C'est dans la lenteur qu'éclate la majesté humaine. De préférence sur une surface horizontale. Louis XIV n'allait jamais à bicyclette.
Alexandre VIALATTE - Chroniques de La Montagne - 14 janvier 1964
« Louis XIV n'allait jamais à bicyclette ». C’est malin ça… Et quand il faisait l’amour à la Montespan, était-ce avec une majestueuse lenteur ?
Le témoignage le plus sérieux là dessus, c’est dans la musique qu’il se trouve. Qu’on écoute les Entrées des Ballets de Lully : on y trouvera effectivement cette lenteur majestueuse ; et on se rappellera que Louis XIV avait lui-même chorégraphié certains d’entre eux. D’ailleurs la danse (= le ballet baroque) est bien une manifestation de la majesté, empruntant à la cérémonie certaines de ses figures. De surcroît, la danse est l’effacement de l’effort, légèreté non seulement du geste, mais aussi du corps : le danseur se déplace comme sur une « surface horizontale ». Ici, cette faculté de se mouvoir sans effort, est une image de la puissance. Mais revenons à la lenteur.
La lenteur est effectivement un signe de la majesté : elle signifie que le Roi ne se meut pas dans la même temporalité que le commun des mortels. Comme le pensait Bergson, chaque être ou chaque réalité a sa propre temporalité (« Il faut attendre que le sucre fonde » disait-il) : celle des seigneurs n’est pas celle des roturiers.
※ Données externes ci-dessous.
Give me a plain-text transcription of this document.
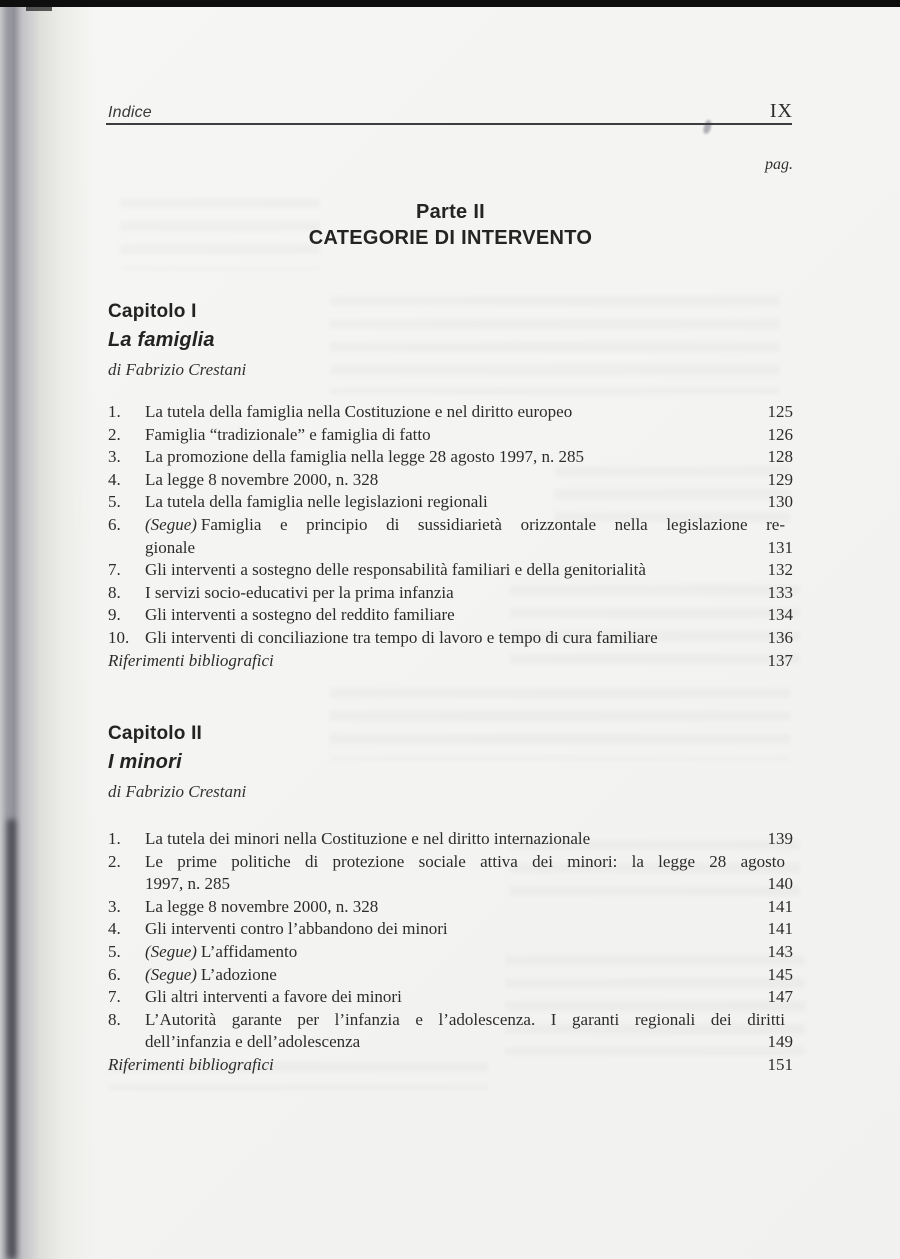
Indice	IX
pag.
Parte II
CATEGORIE DI INTERVENTO
Capitolo I
La famiglia
di Fabrizio Crestani
1.	La tutela della famiglia nella Costituzione e nel diritto europeo	125
2.	Famiglia “tradizionale” e famiglia di fatto	126
3.	La promozione della famiglia nella legge 28 agosto 1997, n. 285	128
4.	La legge 8 novembre 2000, n. 328	129
5.	La tutela della famiglia nelle legislazioni regionali	130
6.	(Segue) Famiglia e principio di sussidiarietà orizzontale nella legislazione re-
gionale	131
7.	Gli interventi a sostegno delle responsabilità familiari e della genitorialità	132
8.	I servizi socio-educativi per la prima infanzia	133
9.	Gli interventi a sostegno del reddito familiare	134
10. Gli interventi di conciliazione tra tempo di lavoro e tempo di cura familiare	136
Riferimenti bibliografici	137
Capitolo II
I minori
di Fabrizio Crestani
1.	La tutela dei minori nella Costituzione e nel diritto internazionale	139
2.	Le prime politiche di protezione sociale attiva dei minori: la legge 28 agosto
1997, n. 285	140
3.	La legge 8 novembre 2000, n. 328	141
4.	Gli interventi contro l’abbandono dei minori	141
5.	(Segue) L’affidamento	143
6.	(Segue) L’adozione	145
7.	Gli altri interventi a favore dei minori	147
8.	L’Autorità garante per l’infanzia e l’adolescenza. I garanti regionali dei diritti
dell’infanzia e dell’adolescenza	149
Riferimenti bibliografici	151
N’y aurait-il pas une leçon pour nous pauvres roturiers ? Ici, la lenteur n’est plus un signe de distinction : elle résulte d’une modification de l’écoulement du temps. La lenteur est une distension de l’instant, elle produit un instant suspendu qui ne finirait jamais ou du moins, le plus tard possible. C’est donc une manière de faire durer l’instant, de le rapprocher autant que faire se peut, de l’éternité.
A la même époque, Boileau déplorait justement la brièveté de l’instant :
« Hastons-nous ; le Temps fuit, et nous traîne avec soy.
Le moment où je parle est déjà loin de moy. » (1)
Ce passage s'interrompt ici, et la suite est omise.